If they have physical locations, go out to them. Have a wander around, see the prices and the promotions. Find out how their staff act and sit through some sales pitches. Ask questions.

You can repeat this kind of thing with phone calls and internet research too. Go over their websites with a fine-toothed comb, check their social media presence, and get on Google to dig up any other info you can.

And, if they have any kind of call center, get through to that too and do what you’d do in the store. Get a feel for what angles they’re pushing, products they’re highlighting, and sales tactics they’re using.

Communications

Usually we find unending promotional emails annoying, but those emails are a great source of competitor information.

They’ll usually keep you updated on new promotions, but also give an insight into their wider marketing strategy and what they’re focusing on. In addition, you’ll get to see what kind of new tactics they might be trying.

In other words, sign up to every mailing list and alert your competitors have. Download all of their reports and guides. Sign up to their apps and actually use them. Join their forums. Follow their Twitter and Facebook accounts.

If they have any external communications, you want to be aware of it all.

Using competitive intelligence data

Data is pretty much useless sitting on its own. Too often companies collect all the data they can, but then never know what to do with it. Here are three steps for getting some value out of your hard work:

Organise

First things first. Clean up your data and get it into a state that’s sensible and easy to understand. Poor and inconsistent formatting and labelling is a nightmare. This data cleaning 101 will get you on your way.

Next you want to get all your data from every disparate source up next to each other. One big spreadsheet with multiple tables is always preferable to 20 separate ones.

Get your data into suitable categories and see what datasets work side-by-side. See what can be compared to get valuable insights and generally just get everything in order.

Visualize

Once you’ve got your data it’s time to get it into charts and visualizations that make it easier to understand and analyze.

If you’re dealing with live data, such as search data or share of voice, you’ll want something that updates automatically. Brandwatch Vizia is excellent at this and has a ton of different data sources you can visualize against one another, including your own business data.
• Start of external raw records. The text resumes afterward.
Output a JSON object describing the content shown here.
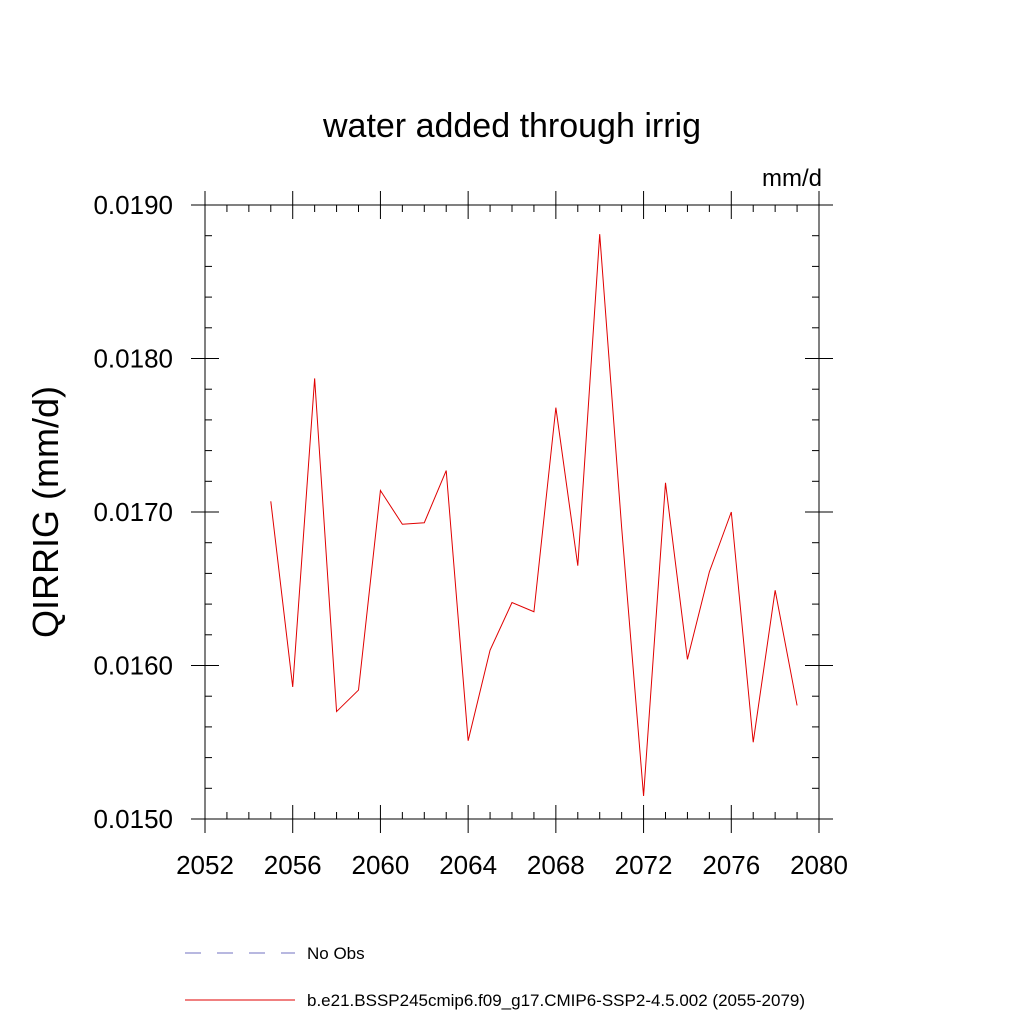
{
  "chart_data": {
    "type": "line",
    "title": "water added through irrig",
    "units": "mm/d",
    "ylabel": "QIRRIG  (mm/d)",
    "xlabel": "",
    "xlim": [
      2052,
      2080
    ],
    "ylim": [
      0.015,
      0.019
    ],
    "x_ticks": [
      2052,
      2056,
      2060,
      2064,
      2068,
      2072,
      2076,
      2080
    ],
    "x_tick_labels": [
      "2052",
      "2056",
      "2060",
      "2064",
      "2068",
      "2072",
      "2076",
      "2080"
    ],
    "y_ticks": [
      0.015,
      0.016,
      0.017,
      0.018,
      0.019
    ],
    "y_tick_labels": [
      "0.0150",
      "0.0160",
      "0.0170",
      "0.0180",
      "0.0190"
    ],
    "grid": false,
    "series": [
      {
        "name": "b.e21.BSSP245cmip6.f09_g17.CMIP6-SSP2-4.5.002 (2055-2079)",
        "color": "#e00000",
        "x": [
          2055,
          2056,
          2057,
          2058,
          2059,
          2060,
          2061,
          2062,
          2063,
          2064,
          2065,
          2066,
          2067,
          2068,
          2069,
          2070,
          2071,
          2072,
          2073,
          2074,
          2075,
          2076,
          2077,
          2078,
          2079
        ],
        "y": [
          0.01707,
          0.01586,
          0.01787,
          0.0157,
          0.01584,
          0.01714,
          0.01692,
          0.01693,
          0.01727,
          0.01551,
          0.0161,
          0.01641,
          0.01635,
          0.01768,
          0.01665,
          0.01881,
          0.0169,
          0.01515,
          0.01719,
          0.01604,
          0.01661,
          0.017,
          0.0155,
          0.01649,
          0.01574
        ]
      }
    ],
    "legend": {
      "position": "bottom",
      "entries": [
        {
          "label": "No Obs",
          "style": "dashed",
          "color": "#7070c0"
        },
        {
          "label": "b.e21.BSSP245cmip6.f09_g17.CMIP6-SSP2-4.5.002 (2055-2079)",
          "style": "solid",
          "color": "#e00000"
        }
      ]
    }
  }
}
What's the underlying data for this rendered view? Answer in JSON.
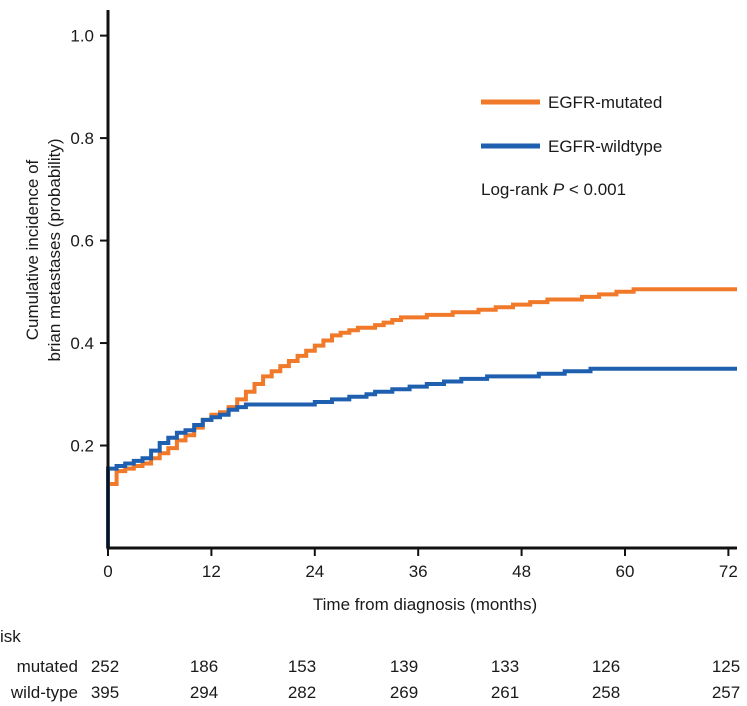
{
  "chart_data": {
    "type": "line",
    "step": true,
    "ylabel_lines": [
      "Cumulative incidence of",
      "brian metastases (probability)"
    ],
    "xlabel": "Time from diagnosis (months)",
    "xlim": [
      0,
      73
    ],
    "ylim": [
      0,
      1.05
    ],
    "x_ticks": [
      0,
      12,
      24,
      36,
      48,
      60,
      72
    ],
    "y_ticks": [
      0.2,
      0.4,
      0.6,
      0.8,
      1.0
    ],
    "y_tick_labels": [
      "0.2",
      "0.4",
      "0.6",
      "0.8",
      "1.0"
    ],
    "legend_position": "top-right",
    "annotation": {
      "prefix": "Log-rank ",
      "italic": "P",
      "suffix": " < 0.001"
    },
    "series": [
      {
        "name": "EGFR-mutated",
        "color": "#f07a2a",
        "points": [
          [
            0,
            0.0
          ],
          [
            0,
            0.125
          ],
          [
            1,
            0.15
          ],
          [
            2,
            0.155
          ],
          [
            3,
            0.16
          ],
          [
            4,
            0.165
          ],
          [
            5,
            0.175
          ],
          [
            6,
            0.185
          ],
          [
            7,
            0.195
          ],
          [
            8,
            0.21
          ],
          [
            9,
            0.22
          ],
          [
            10,
            0.235
          ],
          [
            11,
            0.25
          ],
          [
            12,
            0.26
          ],
          [
            13,
            0.265
          ],
          [
            14,
            0.275
          ],
          [
            15,
            0.29
          ],
          [
            16,
            0.305
          ],
          [
            17,
            0.32
          ],
          [
            18,
            0.335
          ],
          [
            19,
            0.345
          ],
          [
            20,
            0.355
          ],
          [
            21,
            0.365
          ],
          [
            22,
            0.375
          ],
          [
            23,
            0.385
          ],
          [
            24,
            0.395
          ],
          [
            25,
            0.405
          ],
          [
            26,
            0.415
          ],
          [
            27,
            0.42
          ],
          [
            28,
            0.425
          ],
          [
            29,
            0.43
          ],
          [
            31,
            0.435
          ],
          [
            32,
            0.44
          ],
          [
            33,
            0.445
          ],
          [
            34,
            0.45
          ],
          [
            37,
            0.455
          ],
          [
            40,
            0.46
          ],
          [
            43,
            0.465
          ],
          [
            45,
            0.47
          ],
          [
            47,
            0.475
          ],
          [
            49,
            0.48
          ],
          [
            51,
            0.485
          ],
          [
            55,
            0.49
          ],
          [
            57,
            0.495
          ],
          [
            59,
            0.5
          ],
          [
            61,
            0.505
          ],
          [
            73,
            0.505
          ]
        ]
      },
      {
        "name": "EGFR-wildtype",
        "color": "#1f5fb0",
        "points": [
          [
            0,
            0.0
          ],
          [
            0,
            0.155
          ],
          [
            1,
            0.16
          ],
          [
            2,
            0.165
          ],
          [
            3,
            0.17
          ],
          [
            4,
            0.175
          ],
          [
            5,
            0.19
          ],
          [
            6,
            0.205
          ],
          [
            7,
            0.215
          ],
          [
            8,
            0.225
          ],
          [
            9,
            0.23
          ],
          [
            10,
            0.24
          ],
          [
            11,
            0.25
          ],
          [
            12,
            0.255
          ],
          [
            13,
            0.26
          ],
          [
            14,
            0.27
          ],
          [
            15,
            0.275
          ],
          [
            16,
            0.28
          ],
          [
            22,
            0.28
          ],
          [
            24,
            0.285
          ],
          [
            26,
            0.29
          ],
          [
            28,
            0.295
          ],
          [
            30,
            0.3
          ],
          [
            31,
            0.305
          ],
          [
            33,
            0.31
          ],
          [
            35,
            0.315
          ],
          [
            37,
            0.32
          ],
          [
            39,
            0.325
          ],
          [
            41,
            0.33
          ],
          [
            44,
            0.335
          ],
          [
            50,
            0.34
          ],
          [
            53,
            0.345
          ],
          [
            56,
            0.35
          ],
          [
            73,
            0.35
          ]
        ]
      }
    ],
    "risk_table": {
      "title": "isk",
      "rows": [
        {
          "label": "mutated",
          "values": [
            "252",
            "186",
            "153",
            "139",
            "133",
            "126",
            "125"
          ]
        },
        {
          "label": "wild-type",
          "values": [
            "395",
            "294",
            "282",
            "269",
            "261",
            "258",
            "257"
          ]
        }
      ]
    }
  }
}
Remember that data visualization is very hard to get right. Keep things clean, consistent, and easy to understand. Don’t get flashy for the sake of it.

Distribute

Finally, data won’t do much good for your business if only you see it. Employees from all departments can make use of competitive intelligence.
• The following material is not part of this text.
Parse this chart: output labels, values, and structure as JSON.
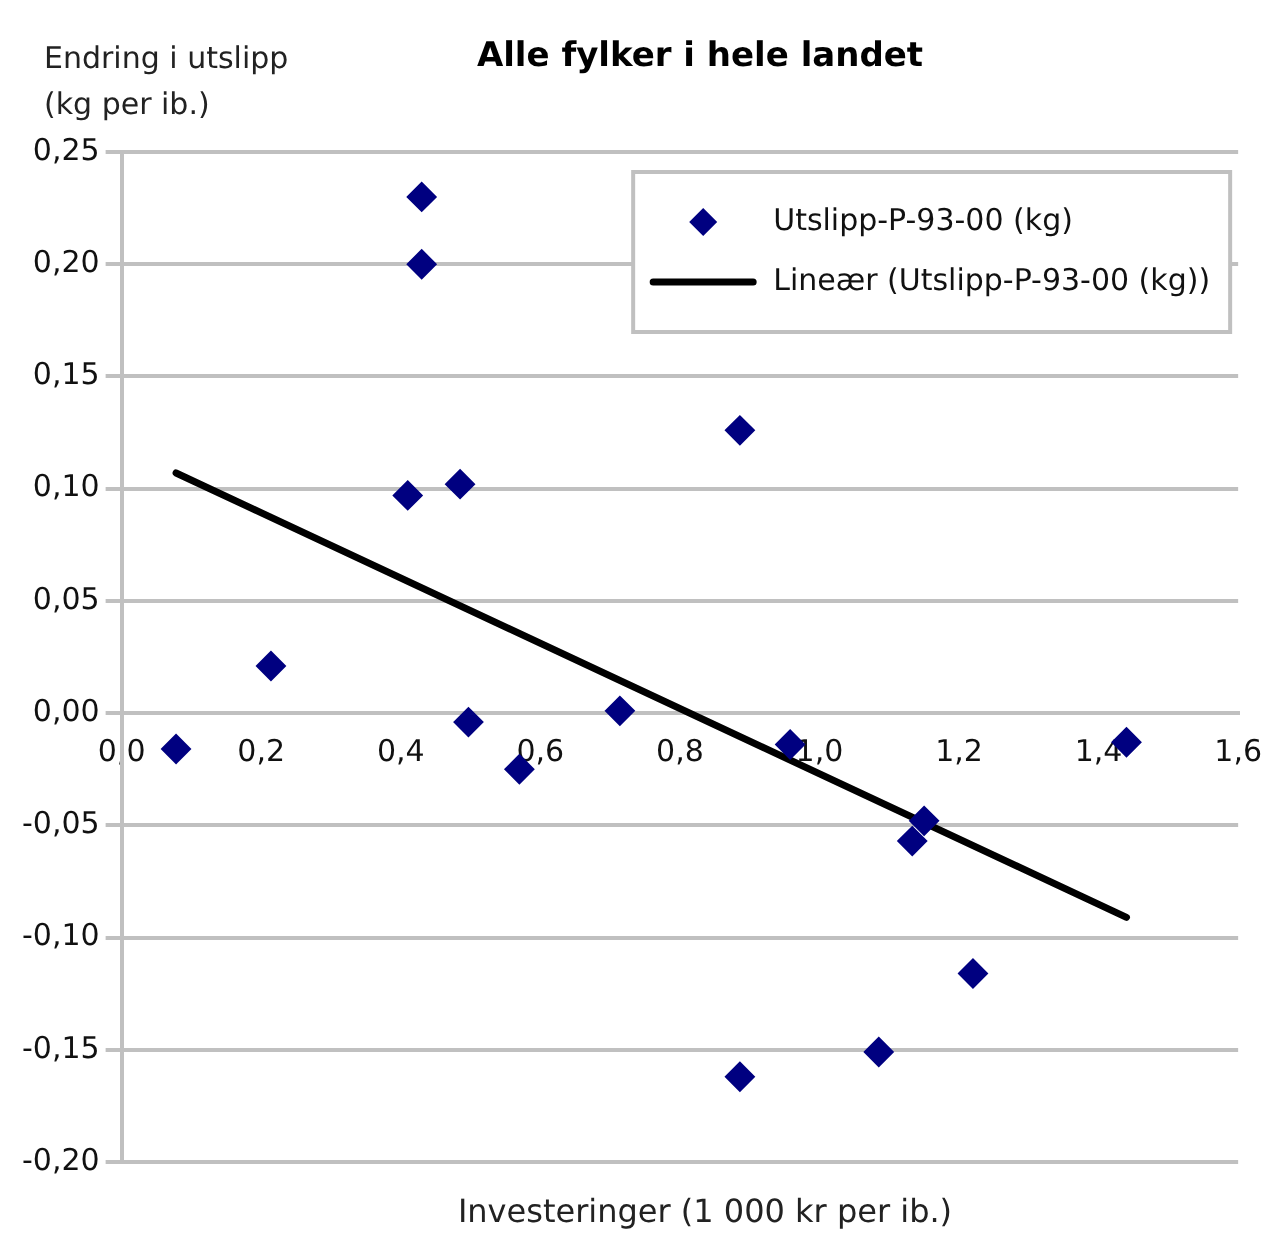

From frontline sales to the CEO, knowing what your competitors have done, are doing, and are about to do is important. It can inform sales pitches all the way up to long-term strategy.
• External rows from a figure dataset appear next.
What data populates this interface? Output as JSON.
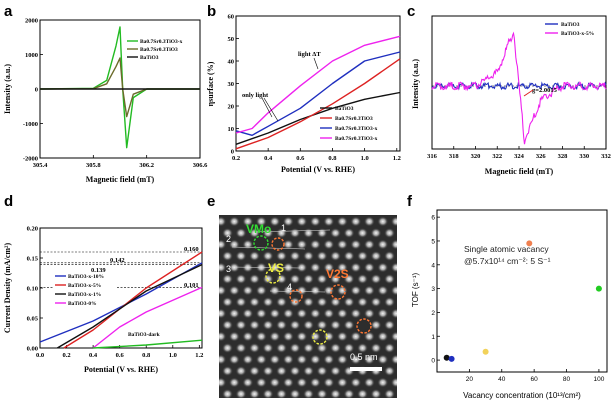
{
  "panel_labels": {
    "a": "a",
    "b": "b",
    "c": "c",
    "d": "d",
    "e": "e",
    "f": "f"
  },
  "colors": {
    "green": "#22bb22",
    "olive": "#6b6b2a",
    "black": "#111111",
    "red": "#dd2222",
    "blue": "#1f2fbf",
    "magenta": "#ee22ee"
  },
  "chart_data": [
    {
      "id": "a",
      "type": "line",
      "title": "",
      "xlabel": "Magnetic field (mT)",
      "ylabel": "Intensity (a.u.)",
      "xlim": [
        305.4,
        306.6
      ],
      "ylim": [
        -2000,
        2000
      ],
      "xticks": [
        "305.4",
        "305.8",
        "306.2",
        "306.6"
      ],
      "yticks": [
        "2000",
        "1000",
        "0",
        "-1000",
        "-2000"
      ],
      "series": [
        {
          "name": "Ba0.7Sr0.3TiO3-x",
          "color": "#22bb22",
          "x": [
            305.4,
            305.8,
            305.9,
            305.97,
            306.0,
            306.02,
            306.05,
            306.1,
            306.2,
            306.6
          ],
          "y": [
            0,
            20,
            250,
            1250,
            1800,
            0,
            -1700,
            -250,
            0,
            0
          ]
        },
        {
          "name": "Ba0.7Sr0.3TiO3",
          "color": "#6b6b2a",
          "x": [
            305.4,
            305.8,
            305.9,
            305.97,
            306.0,
            306.02,
            306.05,
            306.1,
            306.2,
            306.6
          ],
          "y": [
            0,
            10,
            150,
            650,
            900,
            0,
            -800,
            -150,
            0,
            0
          ]
        },
        {
          "name": "BaTiO3",
          "color": "#111111",
          "x": [
            305.4,
            306.6
          ],
          "y": [
            0,
            0
          ]
        }
      ]
    },
    {
      "id": "b",
      "type": "line",
      "xlabel": "Potential (V vs. RHE)",
      "ylabel": "ηsurface (%)",
      "xlim": [
        0.2,
        1.2
      ],
      "ylim": [
        0,
        60
      ],
      "xticks": [
        "0.2",
        "0.4",
        "0.6",
        "0.8",
        "1.0",
        "1.2"
      ],
      "yticks": [
        "0",
        "10",
        "20",
        "30",
        "40",
        "50",
        "60"
      ],
      "annotations": [
        "light ΔT",
        "only light"
      ],
      "series": [
        {
          "name": "BaTiO3",
          "color": "#111111",
          "x": [
            0.2,
            0.4,
            0.6,
            0.8,
            1.0,
            1.22
          ],
          "y": [
            3,
            8,
            14,
            19,
            23,
            26
          ]
        },
        {
          "name": "Ba0.7Sr0.3TiO3",
          "color": "#dd2222",
          "x": [
            0.2,
            0.4,
            0.6,
            0.8,
            1.0,
            1.22
          ],
          "y": [
            1,
            6,
            13,
            21,
            30,
            41
          ]
        },
        {
          "name": "Ba0.7Sr0.3TiO3-x",
          "color": "#1f2fbf",
          "x": [
            0.2,
            0.3,
            0.4,
            0.6,
            0.8,
            1.0,
            1.22
          ],
          "y": [
            9,
            7,
            11,
            19,
            30,
            40,
            44
          ]
        },
        {
          "name": "Ba0.7Sr0.3TiO3-x",
          "color": "#ee22ee",
          "x": [
            0.2,
            0.3,
            0.4,
            0.6,
            0.8,
            1.0,
            1.22
          ],
          "y": [
            8,
            10,
            17,
            29,
            40,
            47,
            51
          ]
        }
      ]
    },
    {
      "id": "c",
      "type": "line",
      "xlabel": "Magnetic field (mT)",
      "ylabel": "Intensity (a.u.)",
      "xlim": [
        316,
        332
      ],
      "xticks": [
        "316",
        "318",
        "320",
        "322",
        "324",
        "326",
        "328",
        "330",
        "332"
      ],
      "annotations": [
        "g=2.0015"
      ],
      "series": [
        {
          "name": "BaTiO3",
          "color": "#1f2fbf",
          "x": [
            316,
            324,
            332
          ],
          "y": [
            0,
            0,
            0
          ]
        },
        {
          "name": "BaTiO3-x-5%",
          "color": "#ee22ee",
          "x": [
            316,
            320,
            322,
            323.5,
            324,
            324.5,
            326,
            328,
            332
          ],
          "y": [
            0,
            0,
            0.25,
            1.0,
            0,
            -1.0,
            -0.25,
            0,
            0
          ]
        }
      ]
    },
    {
      "id": "d",
      "type": "line",
      "xlabel": "Potential (V vs. RHE)",
      "ylabel": "Current Density (mA/cm²)",
      "xlim": [
        0,
        1.2
      ],
      "ylim": [
        0,
        0.2
      ],
      "xticks": [
        "0.0",
        "0.2",
        "0.4",
        "0.6",
        "0.8",
        "1.0",
        "1.2"
      ],
      "yticks": [
        "0.00",
        "0.05",
        "0.10",
        "0.15",
        "0.20"
      ],
      "annotations": [
        "0.160",
        "0.142",
        "0.139",
        "0.101",
        "BaTiO3-dark"
      ],
      "series": [
        {
          "name": "BaTiO3-x-10%",
          "color": "#1f2fbf",
          "x": [
            0.0,
            0.4,
            0.8,
            1.22
          ],
          "y": [
            0.01,
            0.045,
            0.09,
            0.142
          ]
        },
        {
          "name": "BaTiO3-x-5%",
          "color": "#dd2222",
          "x": [
            0.18,
            0.4,
            0.8,
            1.22
          ],
          "y": [
            0.0,
            0.03,
            0.1,
            0.16
          ]
        },
        {
          "name": "BaTiO3-x-1%",
          "color": "#111111",
          "x": [
            0.13,
            0.4,
            0.8,
            1.22
          ],
          "y": [
            0.0,
            0.035,
            0.095,
            0.139
          ]
        },
        {
          "name": "BaTiO3-0%",
          "color": "#ee22ee",
          "x": [
            0.4,
            0.6,
            0.8,
            1.22
          ],
          "y": [
            0.0,
            0.035,
            0.06,
            0.101
          ]
        },
        {
          "name": "BaTiO3-dark",
          "color": "#22bb22",
          "x": [
            0.4,
            0.8,
            1.22
          ],
          "y": [
            0.0,
            0.005,
            0.013
          ]
        }
      ]
    },
    {
      "id": "f",
      "type": "scatter",
      "xlabel": "Vacancy concentration (10¹³/cm²)",
      "ylabel": "TOF (s⁻¹)",
      "xlim": [
        0,
        100
      ],
      "ylim": [
        0,
        6
      ],
      "xticks": [
        "20",
        "40",
        "60",
        "80",
        "100"
      ],
      "yticks": [
        "0",
        "1",
        "2",
        "3",
        "4",
        "5",
        "6"
      ],
      "annotation": "Single atomic vacancy",
      "annotation2": "@5.7x10¹⁴ cm⁻²: 5 S⁻¹",
      "points": [
        {
          "x": 6,
          "y": 0.1,
          "color": "#111111"
        },
        {
          "x": 9,
          "y": 0.05,
          "color": "#1f2fbf"
        },
        {
          "x": 30,
          "y": 0.35,
          "color": "#f2d25a"
        },
        {
          "x": 57,
          "y": 4.9,
          "color": "#f08050"
        },
        {
          "x": 100,
          "y": 3.0,
          "color": "#22cc22"
        }
      ]
    }
  ],
  "panel_a": {
    "legend": [
      "Ba0.7Sr0.3TiO3-x",
      "Ba0.7Sr0.3TiO3",
      "BaTiO3"
    ]
  },
  "panel_b": {
    "legend": [
      "BaTiO3",
      "Ba0.7Sr0.3TiO3",
      "Ba0.7Sr0.3TiO3-x",
      "Ba0.7Sr0.3TiO3-x"
    ]
  },
  "panel_c": {
    "legend": [
      "BaTiO3",
      "BaTiO3-x-5%"
    ]
  },
  "panel_d": {
    "legend": [
      "BaTiO3-x-10%",
      "BaTiO3-x-5%",
      "BaTiO3-x-1%",
      "BaTiO3-0%"
    ]
  },
  "panel_e": {
    "labels": {
      "v_mo": "VMo",
      "v_s": "VS",
      "v_2s": "V2S",
      "n1": "1",
      "n2": "2",
      "n3": "3",
      "n4": "4"
    },
    "scale": "0.5 nm"
  }
}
Office screens visualizing your data help everyone get eyes on them. This is something that’s done by many of our clients using Vizia.

Whether you can do that or not, meetings and internal communication are also important for communicating your data. Think about who will benefit from seeing what information and ensure they get it.

It’s also worth considering making all the data available so that, if people want to, they can find the information they need.

Make it clear to everyone what data you have. They’ll tell you what they want to see.